Testing Your Knowledge
The hardest things to learn are ones where you don’t know if you’re doing it right or not. It’s easier to learn things where you have a clear goal and it’s easy to tell what is success or not. E.g. with shooting a basketball, you want it to go through the hoop. It’s easy to see if you missed or succeeded. But if you write a philosophy essay, there’s no simple way to know if your arguments make sense or if your writing is clear or unclear.
Grammar, math and speedrunning are pretty good areas to learn and practice. Grammar has “right answers” to a reasonable extent but not completely, so you can somewhat look up the right answers or ask an expert. Math is easier than grammar since you can check many answers with a calculator and there’s less debate over right answers among experts. (I think math experts mostly debate advanced stuff, but not the math that’s taught before university, whereas grammar experts still debate some pretty basic issues.) Speedrunning has a timer to tell you how good a strategy is – the timer is like an answer key that makes it easy to see what’s better and what’s a mistake.
To learn you have to test your knowledge, meaning check if it’s correct. If you have no methods to check if you’re correct, you’ll end up learning lots of errors. There has to be an error correcting aspect to learning.
Error correcting is a larger issue in the first stage when you’re figuring out what the correct way to do something is. When practicing, you mainly try to correct detail errors in how you do the skill, so the error correction is more limited. You aren’t reconsidering the whole thing. (Though it’s reasonably common that people think they know how a skill should work, start practicing, then run into problems and have to go back to stage one and revise their view of the correct approach.)
Things like answer keys or seeing if the ball goes through the hoop are good tests – pretty reliable and pretty easy to use. If you try to read and understand a philosophy book, one of the best tests is writing down your understanding of the concepts and then asking for criticism from an expert (from someone who already understands it). That’s harder though. How do you judge who is an expert? What if they say something and you’re pretty sure they’re wrong? What if multiple experts disagree with each other? What if they say you’re wrong but you don’t understand their reasoning? What if you can’t find an expert who will read your stuff and comment? You can end up debating what’s true, which is not very similar to consulting an answer key or measuring success with a timer.

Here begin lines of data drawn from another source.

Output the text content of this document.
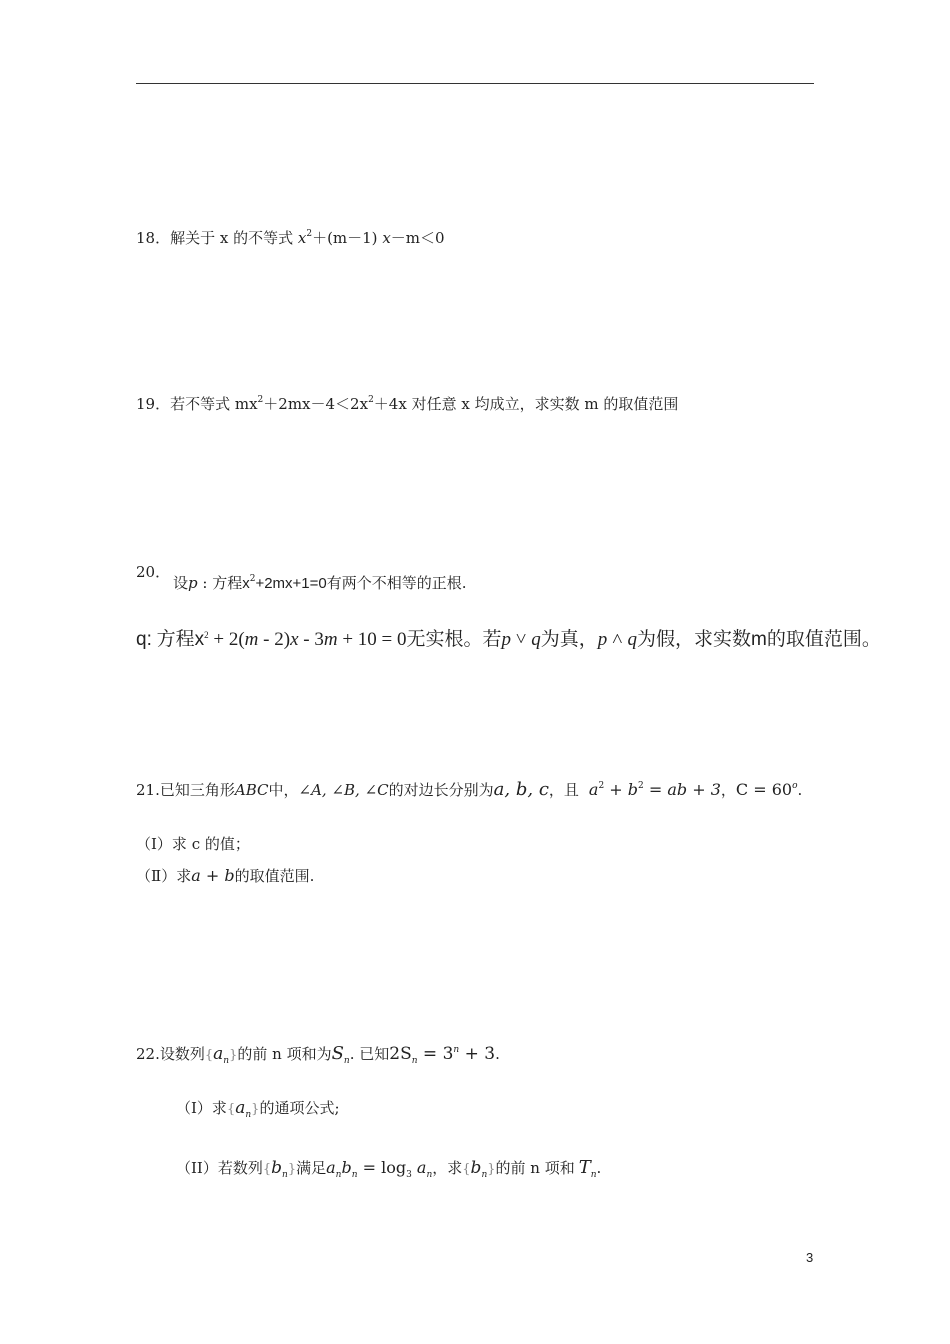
18．解关于 x 的不等式 $x^2+(m-1)$ x－m＜0
19．若不等式 $mx^2+2mx-4<2x^2+4x$ 对任意 x 均成立，求实数 m 的取值范围
20．
设p : 方程$x^2+2mx+1=0$有两个不相等的正根.
q: 方程$x^2 + 2(m - 2)x - 3m + 10 = 0$无实根。若p ˅ q为真，p ˄ q为假，求实数m的取值范围。
21.已知三角形ABC中，∠A, ∠B, ∠C的对边长分别为a, b, c，且 $a^2 + b^2$ = ab + 3，$C = 60^o$.
（Ⅰ）求 c 的值；
（Ⅱ）求a + b的取值范围.
22.设数列$\{a_n\}$的前 n 项和为$S_n$. 已知$2S_n = 3^n + 3$.
（I）求$\{a_n\}$的通项公式;
（II）若数列$\{b_n\}$满足$a_nb_n = \log_3 a_n$，求$\{b_n\}$的前 n 项和 $T_n$.
3
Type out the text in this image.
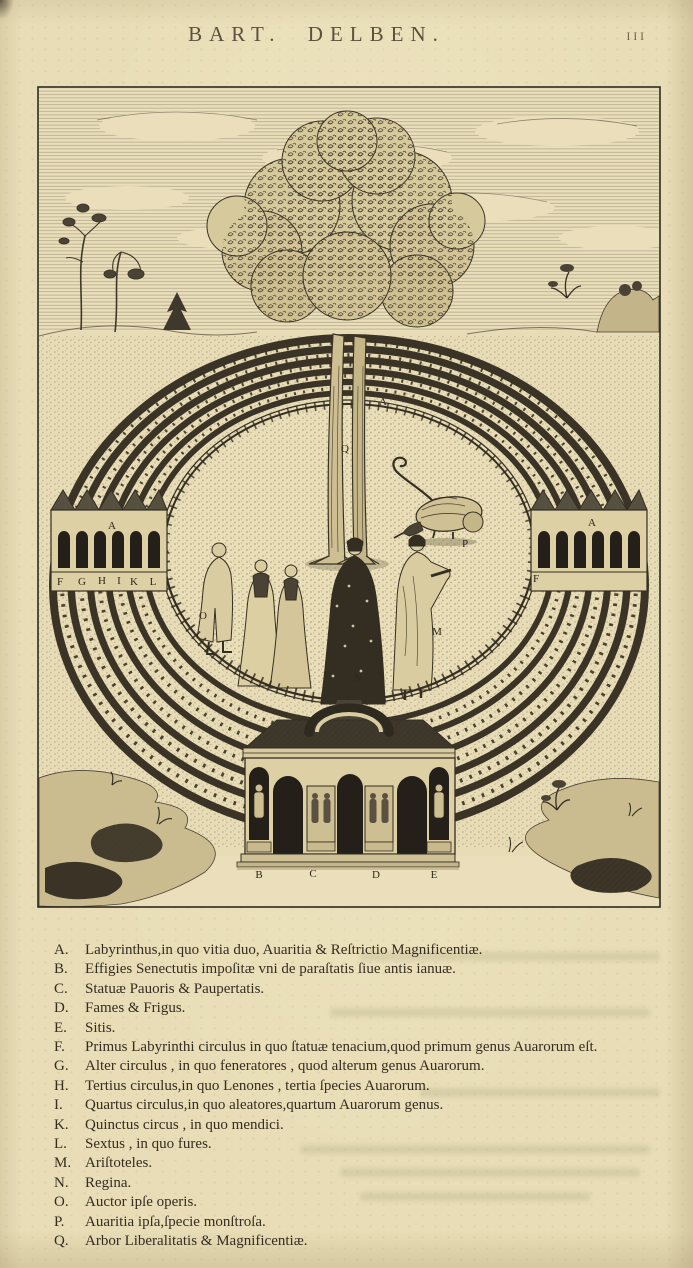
BART. DELBEN.	III
A	A
A
B	C	D	E
F G H I K L	F
M
N
O
P
Q
A.	Labyrinthus,in quo vitia duo, Auaritia & Reſtrictio Magnificentiæ.
B.	Effigies Senectutis impoſitæ vni de paraſtatis ſiue antis ianuæ.
C.	Statuæ Pauoris & Paupertatis.
D.	Fames & Frigus.
E.	Sitis.
F.	Primus Labyrinthi circulus in quo ſtatuæ tenacium,quod primum genus Auarorum eſt.
G.	Alter circulus , in quo feneratores , quod alterum genus Auarorum.
H.	Tertius circulus,in quo Lenones , tertia ſpecies Auarorum.
I.	Quartus circulus,in quo aleatores,quartum Auarorum genus.
K.	Quinctus circus , in quo mendici.
L.	Sextus , in quo fures.
M. Ariſtoteles.
N.	Regina.
O.	Auctor ipſe operis.
P.	Auaritia ipſa,ſpecie monſtroſa.
Q.	Arbor Liberalitatis & Magnificentiæ.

But do you know what’s worse than a hard-to-use method of testing the correctness of your knowledge? No method! If you read a book and just assume you understood it correctly, and do nothing to correct errors or test your knowledge, that’s way worse. A somewhat effective method of error correction beats no method, by far. You can try to spot your own errors, and that is a method – it’s not really good enough but it’s way better than nothing. It’s too vulnerable to your biases, blindnesses, weaknesses, irrationalities. Other people differ from you and don’t make all the same mistakes as you (even if someone is worse than you, there are some mistakes you make that he doesn’t), so it’s valuable to involve other people in error correction.